An honorary citizen of the City of Beijing, in addition to being one of the few Westeners to have visited China over a hundred times, as friend and colleague, he was also one of the few international dignitaries to be personally invited to Shanghai on 31 December 2002 by the Chinese government for the first ride on the Transrapid between Pudong Airport and Shanghai Central Station: Manfred Durniok ­ in photo above at the Shanghai station (courtesy Durniok). At 400 km/h the Transrapid needed only eight minutes to cover the 32 kilometers from the airport to the train station.
       Asked about his latest project, a film about master spy Richard Sorge, Durniok said he spent a decade raising the funds to get the German-Japanese coproduction off the ground.
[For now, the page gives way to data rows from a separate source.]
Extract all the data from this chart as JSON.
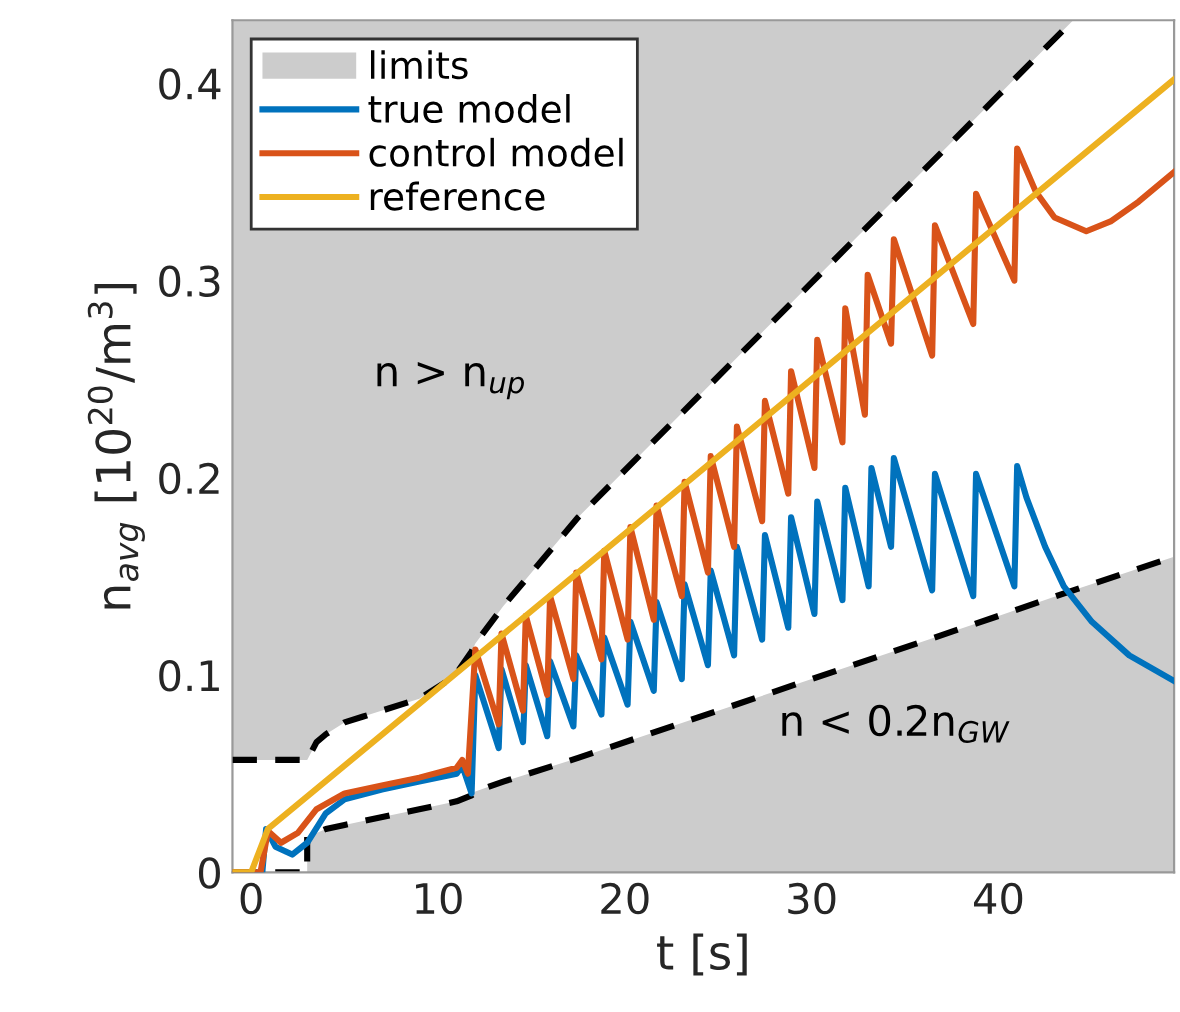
{
  "chart_data": {
    "type": "line",
    "xlabel": "t [s]",
    "ylabel": "n$_{avg}$ [10$^{20}$/m$^{3}$]",
    "xlim": [
      -1,
      49.4
    ],
    "ylim": [
      0,
      0.432
    ],
    "xticks": [
      0,
      10,
      20,
      30,
      40
    ],
    "yticks": [
      0,
      0.1,
      0.2,
      0.3,
      0.4
    ],
    "grid": false,
    "legend": "top left",
    "annotations": [
      "n > n$_{up}$",
      "n < 0.2n$_{GW}$"
    ],
    "series": [
      {
        "name": "limits",
        "type": "area",
        "color": "#cccccc",
        "line_style": "dashed",
        "x": [
          -1,
          3,
          3,
          3.5,
          4,
          5,
          6,
          9,
          10.5,
          11,
          11.8,
          12,
          13.5,
          17.5,
          30,
          40,
          44,
          49.4
        ],
        "values": [
          0,
          0,
          0.018,
          0.02,
          0.022,
          0.024,
          0.026,
          0.032,
          0.035,
          0.036,
          0.039,
          0.041,
          0.046,
          0.058,
          0.098,
          0.13,
          0.143,
          0.16
        ]
      },
      {
        "type": "line",
        "color": "#000000",
        "line_style": "dashed",
        "x": [
          -1,
          3,
          3,
          3.5,
          4,
          5,
          6,
          9,
          10.5,
          11,
          11.8,
          12,
          13.5,
          17.5,
          30,
          40,
          44
        ],
        "values": [
          0.057,
          0.057,
          0.057,
          0.066,
          0.07,
          0.076,
          0.079,
          0.088,
          0.097,
          0.101,
          0.112,
          0.116,
          0.135,
          0.18,
          0.299,
          0.394,
          0.432
        ]
      },
      {
        "name": "true model",
        "color": "#0072bd",
        "x": [
          -1,
          0.6,
          0.8,
          1.3,
          2.2,
          3,
          4,
          5,
          7,
          9,
          11,
          11.3,
          11.8,
          12,
          13.25,
          13.4,
          14.55,
          14.7,
          15.85,
          16.0,
          17.25,
          17.4,
          18.75,
          18.9,
          20.15,
          20.3,
          21.55,
          21.7,
          23.05,
          23.2,
          24.45,
          24.6,
          25.85,
          26.0,
          27.35,
          27.5,
          28.75,
          28.9,
          30.15,
          30.3,
          31.65,
          31.8,
          33.05,
          33.2,
          34.25,
          34.4,
          36.45,
          36.6,
          38.65,
          38.8,
          40.85,
          41.0,
          41.5,
          42.5,
          43.5,
          45,
          47,
          49.4
        ],
        "values": [
          0,
          0,
          0.022,
          0.013,
          0.009,
          0.015,
          0.03,
          0.037,
          0.042,
          0.046,
          0.05,
          0.054,
          0.04,
          0.1,
          0.063,
          0.103,
          0.066,
          0.105,
          0.069,
          0.107,
          0.074,
          0.11,
          0.08,
          0.119,
          0.085,
          0.127,
          0.092,
          0.137,
          0.098,
          0.146,
          0.105,
          0.153,
          0.11,
          0.165,
          0.118,
          0.171,
          0.124,
          0.18,
          0.131,
          0.188,
          0.138,
          0.195,
          0.145,
          0.205,
          0.165,
          0.21,
          0.143,
          0.202,
          0.14,
          0.202,
          0.145,
          0.206,
          0.19,
          0.165,
          0.145,
          0.127,
          0.11,
          0.097
        ]
      },
      {
        "name": "control model",
        "color": "#d95319",
        "x": [
          -1,
          0.5,
          0.9,
          1.6,
          2.5,
          3.5,
          5,
          7,
          9,
          11,
          11.3,
          11.6,
          12,
          13.25,
          13.4,
          14.55,
          14.7,
          15.85,
          16.0,
          17.25,
          17.4,
          18.75,
          18.9,
          20.15,
          20.3,
          21.55,
          21.7,
          23.05,
          23.2,
          24.45,
          24.6,
          25.85,
          26.0,
          27.35,
          27.5,
          28.75,
          28.9,
          30.15,
          30.3,
          31.65,
          31.8,
          32.85,
          33.0,
          34.25,
          34.4,
          36.45,
          36.6,
          38.65,
          38.8,
          40.85,
          41.0,
          42,
          43,
          44.7,
          46,
          47.5,
          49.4
        ],
        "values": [
          0,
          0,
          0.021,
          0.015,
          0.02,
          0.032,
          0.04,
          0.044,
          0.048,
          0.053,
          0.057,
          0.05,
          0.113,
          0.075,
          0.121,
          0.082,
          0.13,
          0.09,
          0.14,
          0.098,
          0.152,
          0.108,
          0.163,
          0.118,
          0.175,
          0.128,
          0.186,
          0.14,
          0.198,
          0.152,
          0.211,
          0.165,
          0.226,
          0.178,
          0.239,
          0.192,
          0.254,
          0.205,
          0.27,
          0.218,
          0.286,
          0.232,
          0.303,
          0.268,
          0.321,
          0.262,
          0.328,
          0.278,
          0.344,
          0.3,
          0.367,
          0.345,
          0.332,
          0.325,
          0.33,
          0.34,
          0.355
        ]
      },
      {
        "name": "reference",
        "color": "#edb120",
        "x": [
          -1,
          0,
          0.9,
          49.4
        ],
        "values": [
          0,
          0,
          0.022,
          0.402
        ]
      }
    ]
  }
}
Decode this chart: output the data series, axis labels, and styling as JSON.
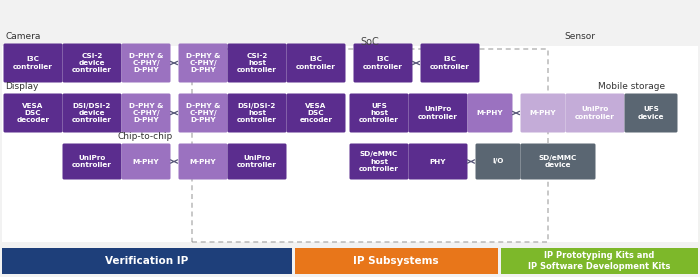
{
  "bg_color": "#f2f2f2",
  "dark_purple": "#5b2d8e",
  "medium_purple": "#9b72c0",
  "light_purple": "#c4acd8",
  "dark_gray": "#5a6672",
  "blue_bar": "#1e3f7a",
  "orange_bar": "#e8761a",
  "green_bar": "#7db82a",
  "white": "#ffffff",
  "soc_label": "SoC",
  "camera_label": "Camera",
  "display_label": "Display",
  "chip_label": "Chip-to-chip",
  "sensor_label": "Sensor",
  "mobile_label": "Mobile storage",
  "bottom_labels": [
    "Verification IP",
    "IP Subsystems",
    "IP Prototyping Kits and\nIP Software Development Kits"
  ]
}
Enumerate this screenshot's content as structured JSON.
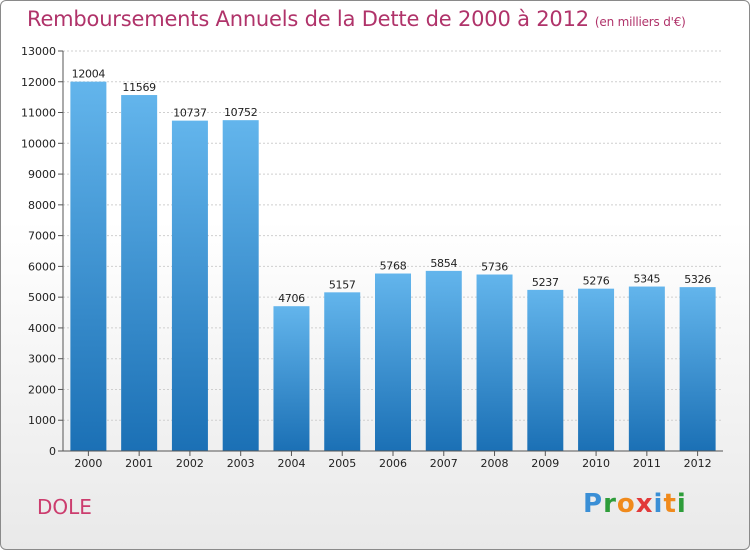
{
  "header": {
    "title": "Remboursements Annuels de la Dette de 2000 à 2012",
    "unit": "(en milliers d'€)"
  },
  "footer": {
    "town": "DOLE",
    "logo": [
      "P",
      "r",
      "o",
      "x",
      "i",
      "t",
      "i"
    ]
  },
  "colors": {
    "title": "#b0336a",
    "bar_top": "#63b5ec",
    "bar_bottom": "#1b70b5",
    "logo": [
      "#3a8fd6",
      "#2e9d3a",
      "#f08a1c",
      "#e23a3a",
      "#3a8fd6",
      "#f08a1c",
      "#2e9d3a"
    ]
  },
  "chart_data": {
    "type": "bar",
    "title": "Remboursements Annuels de la Dette de 2000 à 2012",
    "subtitle": "(en milliers d'€)",
    "categories": [
      "2000",
      "2001",
      "2002",
      "2003",
      "2004",
      "2005",
      "2006",
      "2007",
      "2008",
      "2009",
      "2010",
      "2011",
      "2012"
    ],
    "values": [
      12004,
      11569,
      10737,
      10752,
      4706,
      5157,
      5768,
      5854,
      5736,
      5237,
      5276,
      5345,
      5326
    ],
    "ylim": [
      0,
      13000
    ],
    "yticks": [
      0,
      1000,
      2000,
      3000,
      4000,
      5000,
      6000,
      7000,
      8000,
      9000,
      10000,
      11000,
      12000,
      13000
    ],
    "grid": true,
    "data_labels": true
  }
}
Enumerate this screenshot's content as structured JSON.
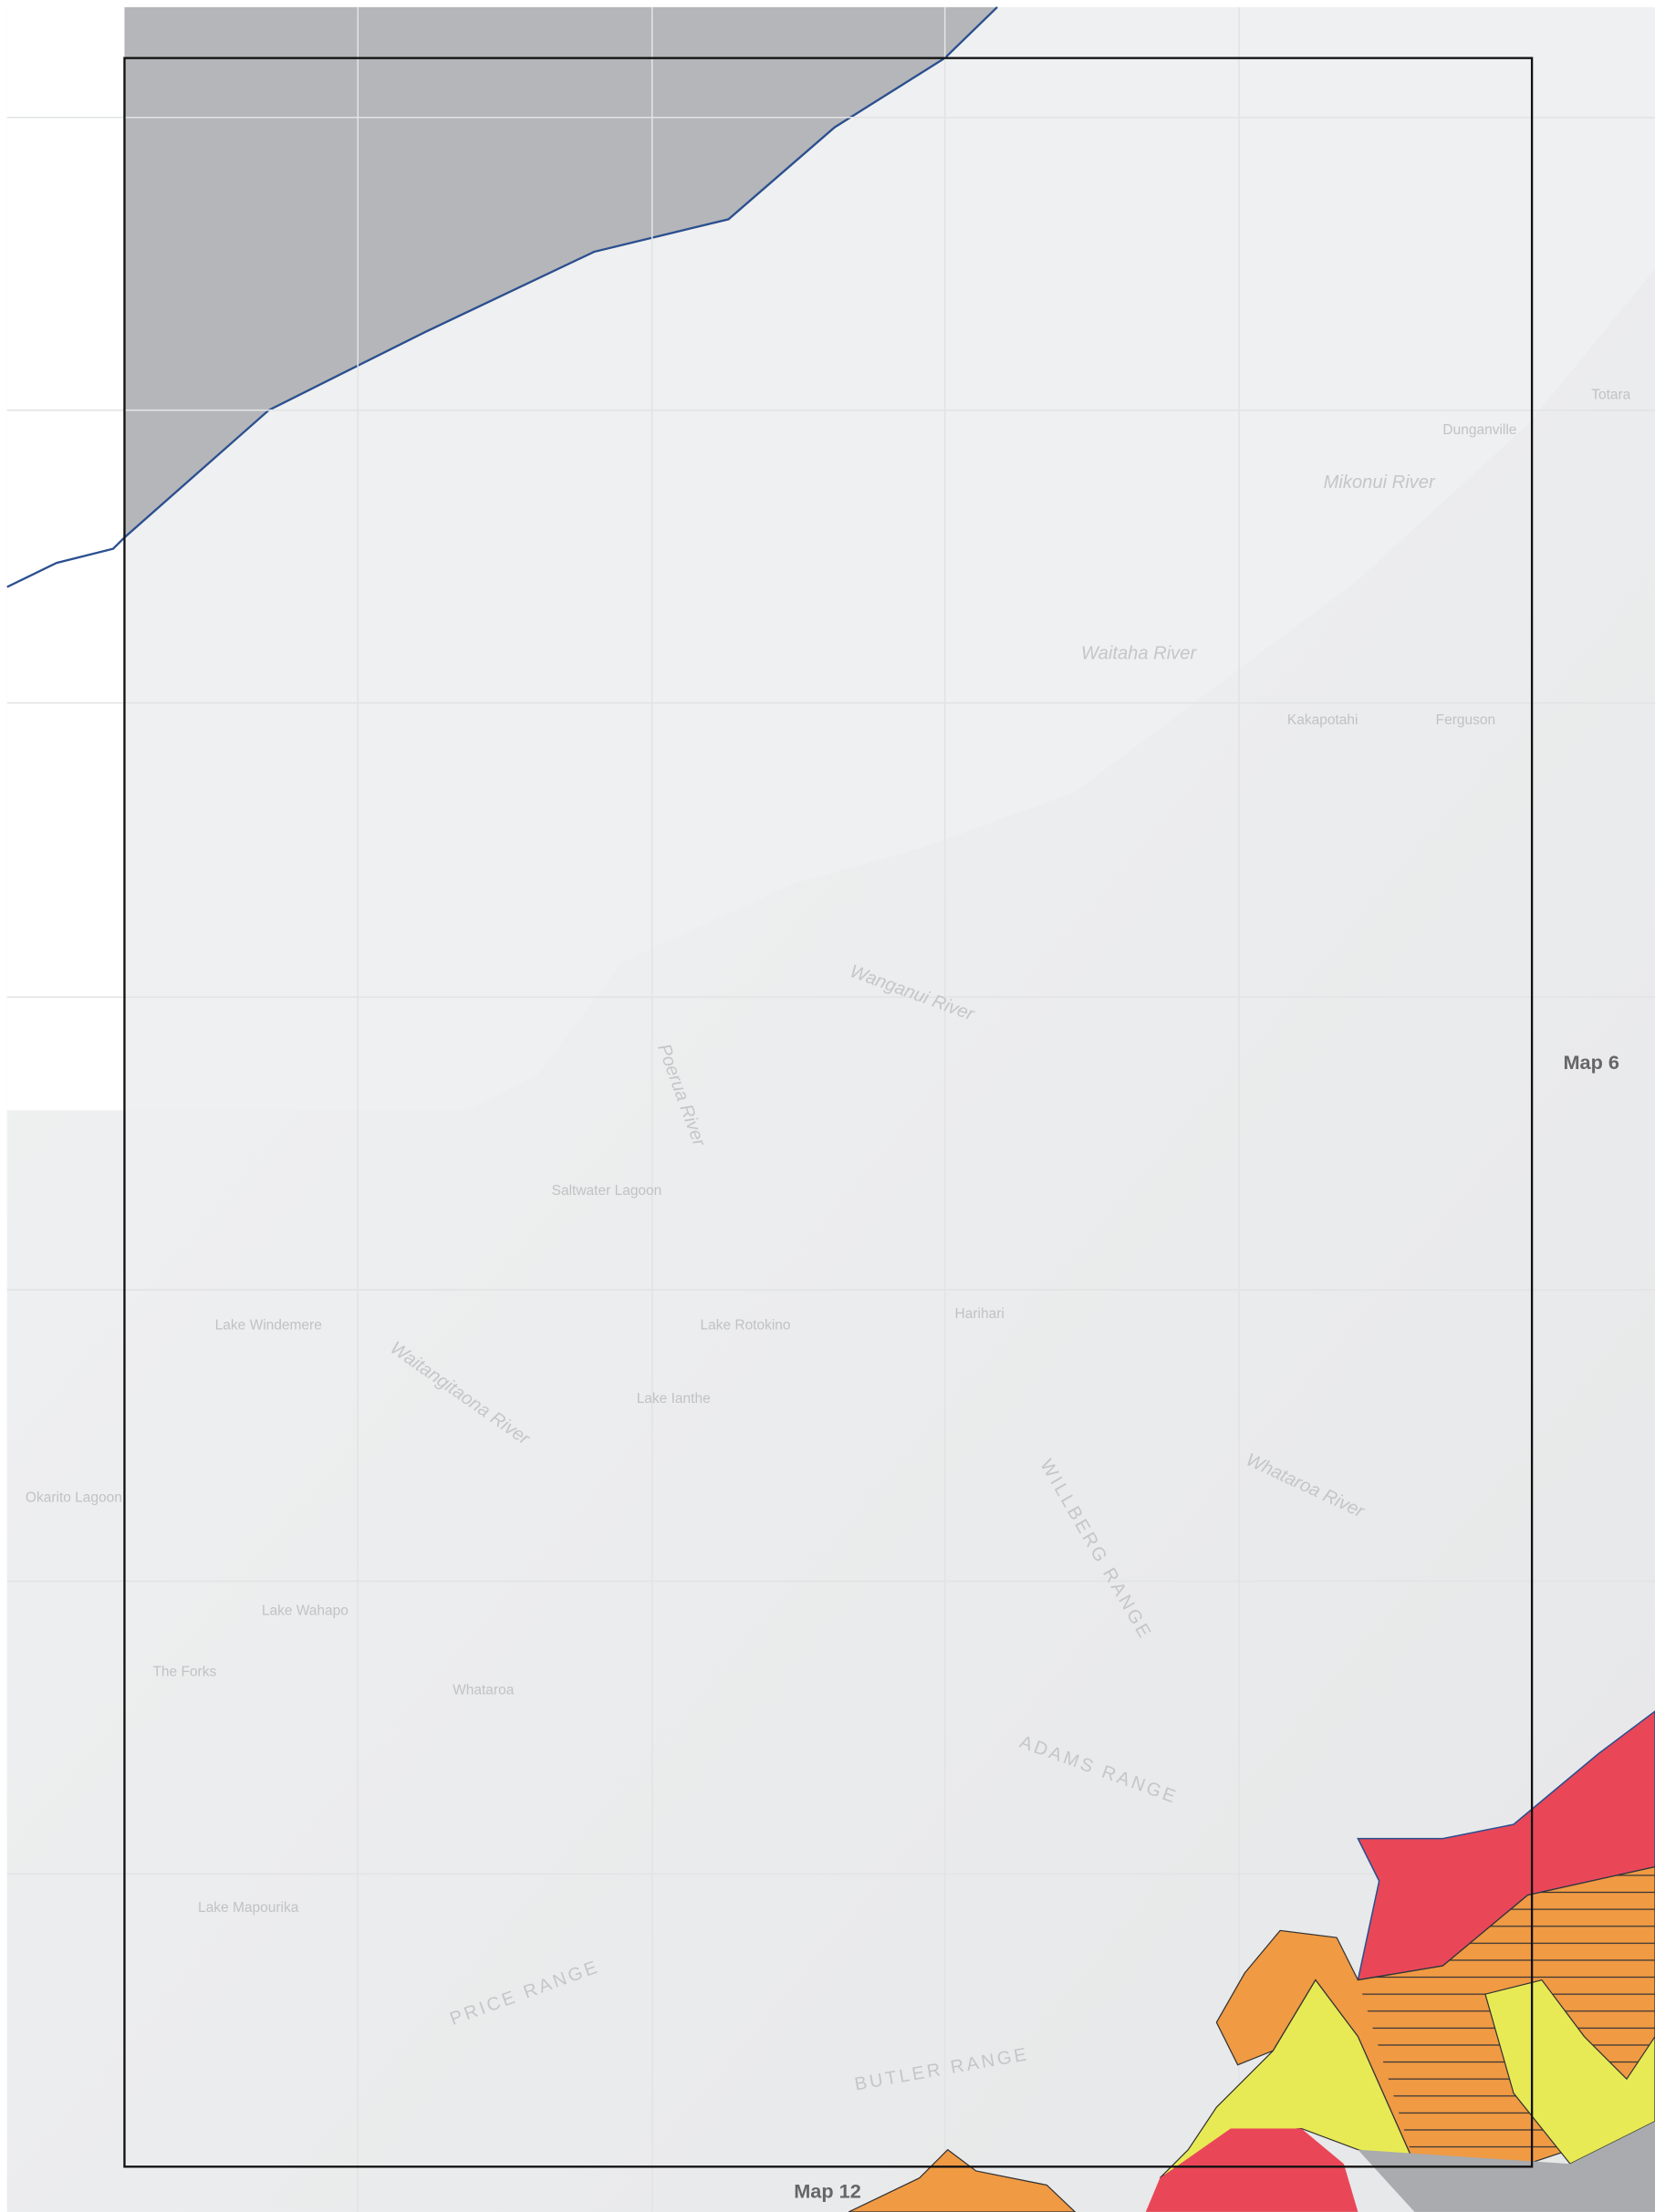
{
  "map": {
    "neighbours": {
      "east": "Map 6",
      "south": "Map 12"
    },
    "rivers": [
      "Mikonui River",
      "Waitaha River",
      "Wanganui River",
      "Poerua River",
      "Whataroa River",
      "Waitangitaona River"
    ],
    "places": [
      "Saltwater Lagoon",
      "Lake Windemere",
      "Lake Rotokino",
      "Harihari",
      "Lake Wahapo",
      "Whataroa",
      "The Forks",
      "Lake Mapourika",
      "Okarito Lagoon",
      "Lake Ianthe",
      "Ferguson",
      "Kakapotahi",
      "Dunganville",
      "Totara"
    ],
    "ranges": [
      "ADAMS RANGE",
      "PRICE RANGE",
      "BUTLER RANGE",
      "WILLBERG RANGE"
    ]
  }
}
Richard Sorge (1895 - 1944), a German communist who became a Party member in 1919, was commissioned by the Soviet Union to work as an undercover spy in the Far East. He became a legend in his profession of secrecy when, in May of 1941, he informed Moscow in advance of the German invasion, a report the Soviet leadership could scarcely believe. Five months later, in October of 1941, Sorge was arrested in Tokyo ­ and hanged in 1944. How Sorge was able to ferret out the information he sent on to Moscow has always been a matter of speculation, although it is known that he was a ladies’ man and was having an affair with the German ambassador’s wife in Tokyo. Japanese director Masahiro Shinoda, who previously directed Die Tänzerin (The Dancer) (1988), a German-Japanese coproduction for Manfred Durniok, is directing Richard Sorge ­ The Spy of the Century, a three-hour production for cinema and television. The film was shot in Germany, Japan, China, and Russia.